Spoiler: Manchmal sind wir auch glücklich

Wir sind verkorkst, beziehungsgestört und können kein Vertrauen zu anderen Menschen aufbauen. Unsere Kindheit war im Großen und Ganzen ziemlich traurig und die einzige Leidenschaft, die unsere geschiedenen Eltern miteinander teilten, war die passionierte Streitsüchtigkeit.

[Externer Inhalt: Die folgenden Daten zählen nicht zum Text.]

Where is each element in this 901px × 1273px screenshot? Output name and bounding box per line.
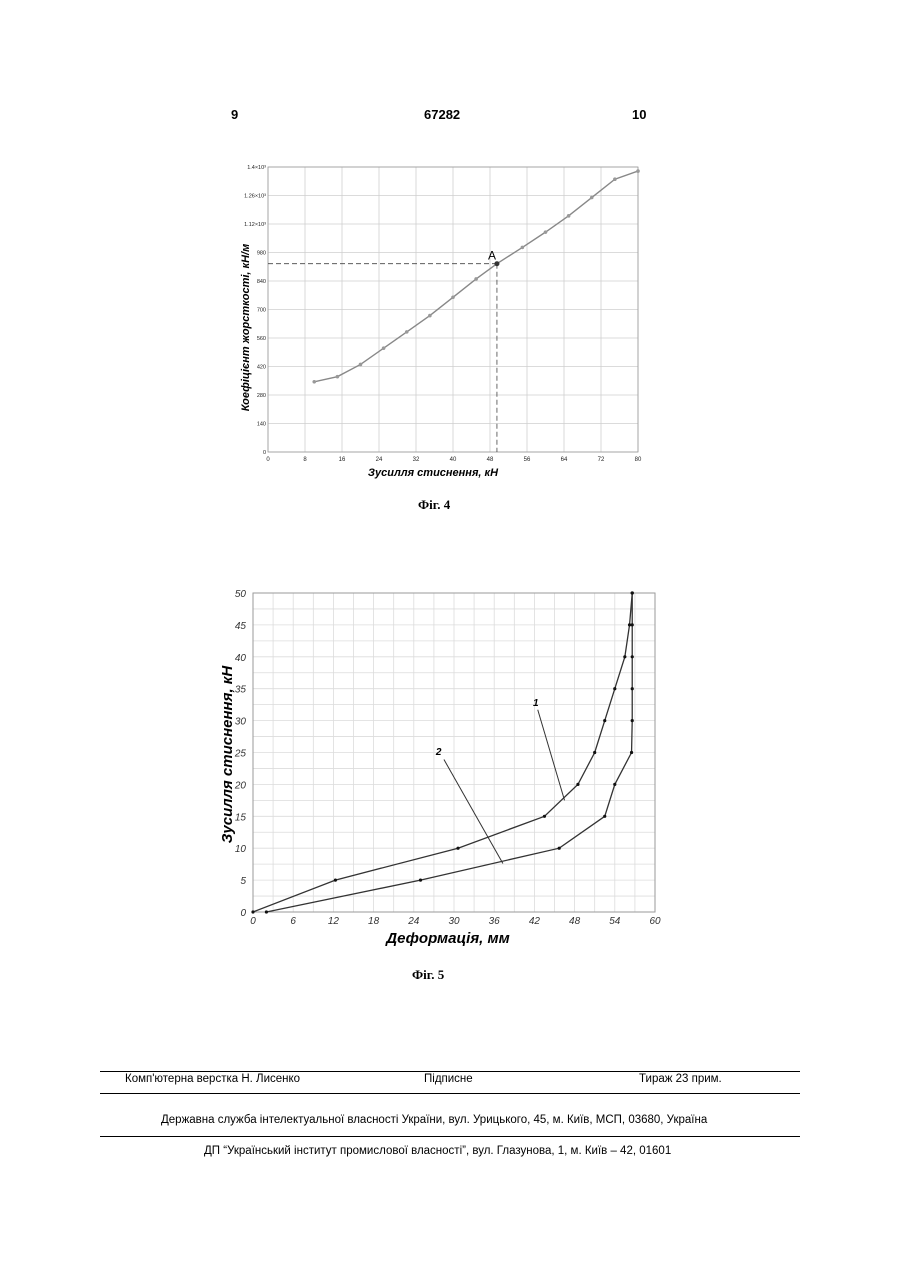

Und jetzt die große Überraschung: Das stimmt nicht so ganz

Wir Scheidungskinder teilen uns eine große Schublade voller Klischees, die zum Teil stimmen, zum Teil aber auch etwas überdramatisierend sind. 

Diese 12 Dinge kennst du nur, wenn deine Eltern getrennt leben: 

Ständig möchte Papa wissen, was Mama so macht, und Mama möchte wissen, was Papa so macht.

Wenn Mama fragt, ob Papas neue Freundin auch dabei war, du aber nie eine neue Freundin erwähnt hast.

Unsere nervigen Eigenschaften werden immer dem anderen Elternteil zugeschrieben.

"Deine Mutter hat ihr Auto auch immer so verdrecken lassen!", "Du bist genauso stur wie dein Vater!" (Die guten Gene stammen aber selbstverständlich von ihnen selbst.)

In den Familienalben gibt es keine Fotos mehr von Papa, weil Mama auf einem Feng-Shui-Trip mit ihrer Vergangenheit abgeschlossen hat.

Die Fotos liegen jetzt bei Papa, nachdem du sie ihm damals in einem Briefumschlag zurückgebracht hast. 

Papa schlägt vor, du könntest dich an Halloween ja als Mama verkleiden.

Du wolltest aber eigentlich als depressiver Dauer-Single gehen. 


Den Prozess ihrer Scheidung kennst du besser als die Geschichte, wie sie sich kennengelernt haben.

6 Du weißt nicht, nach wie vielen Jahren man Silberhochzeit feiert...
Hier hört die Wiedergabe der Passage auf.